L'ansia, il corpo pieno di rancore per un volto ignoto, i secondi che non passavano, che le si infrangevano addosso come una miriade di pugnalate; il terrore di scorgere tra il via-vai di gente degli occhi di uno sconosciuto fissi nei suoi, che le venivano in contro, ma non per pura casualità. Occhi che dicevano cose per cui la bocca avrebbe tremato.
Roxanne se ne stava lì, circondata da decine di persone ma sola al mondo, seduta nella stessa posizione da ormai cinque ore, fissando lo stesso identico punto dal medesimo tempo, forse senza nemmeno accorgersene. Contava i respiri e, quando perdeva il conto, iniziava daccapo.
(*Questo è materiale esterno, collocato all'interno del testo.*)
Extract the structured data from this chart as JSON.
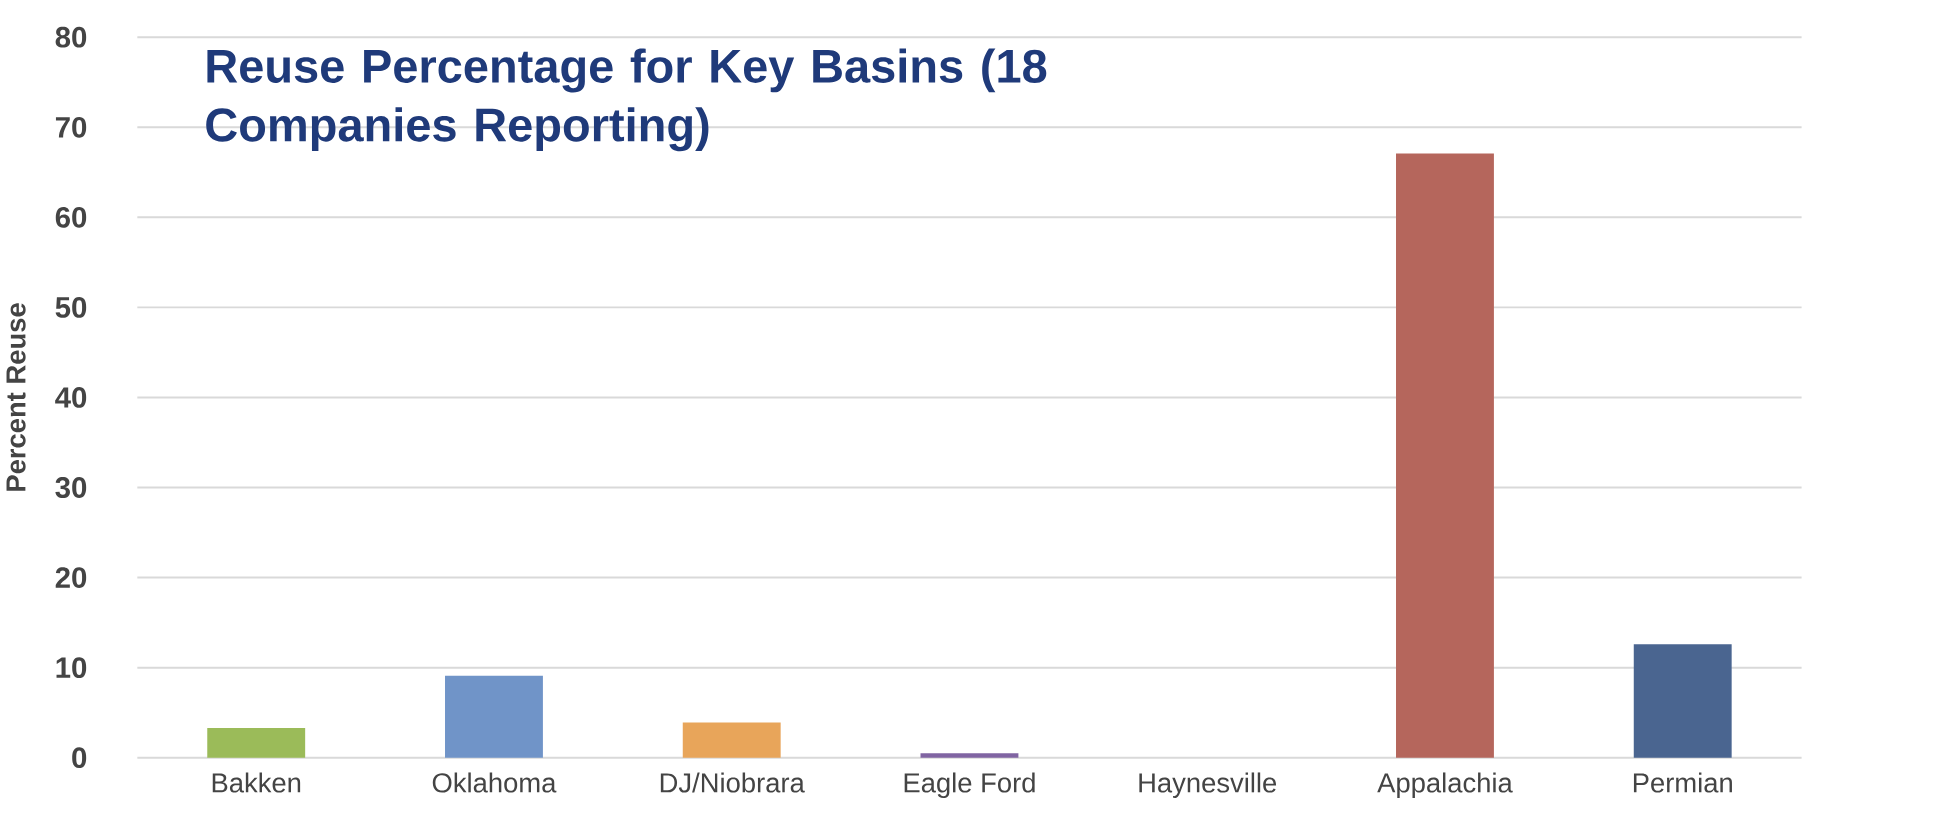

Attorno a lei pian piano la gente se ne andava dalla sala d'attesa, alcuni dopo aver ricevuto una brutta notizia, altri dopo essere finalmente tornati a respirare. Non poteva fare a meno di chiedersi cosa avrebbero detto a lei.
«Cerco i familiari di Tahir Ayala.» Un giovane chirurgo si fece largo nella sala d'attesa. Una cuffia blu rivelava a mala pena un paio di ciocche di capelli castani alla base della nuca e il suo viso appariva stanco. Teneva entrambe le sopracciglia sollevate e il naso all'insù; gli occhi scuri vagavano da tutte le parti, in attesa di una risposta. Roxanne si alzò in piedi, risvegliandosi all'improvviso dallo stato di trance in cui era caduta. Le faceva male la schiena per essere rimasta ferma così a lungo.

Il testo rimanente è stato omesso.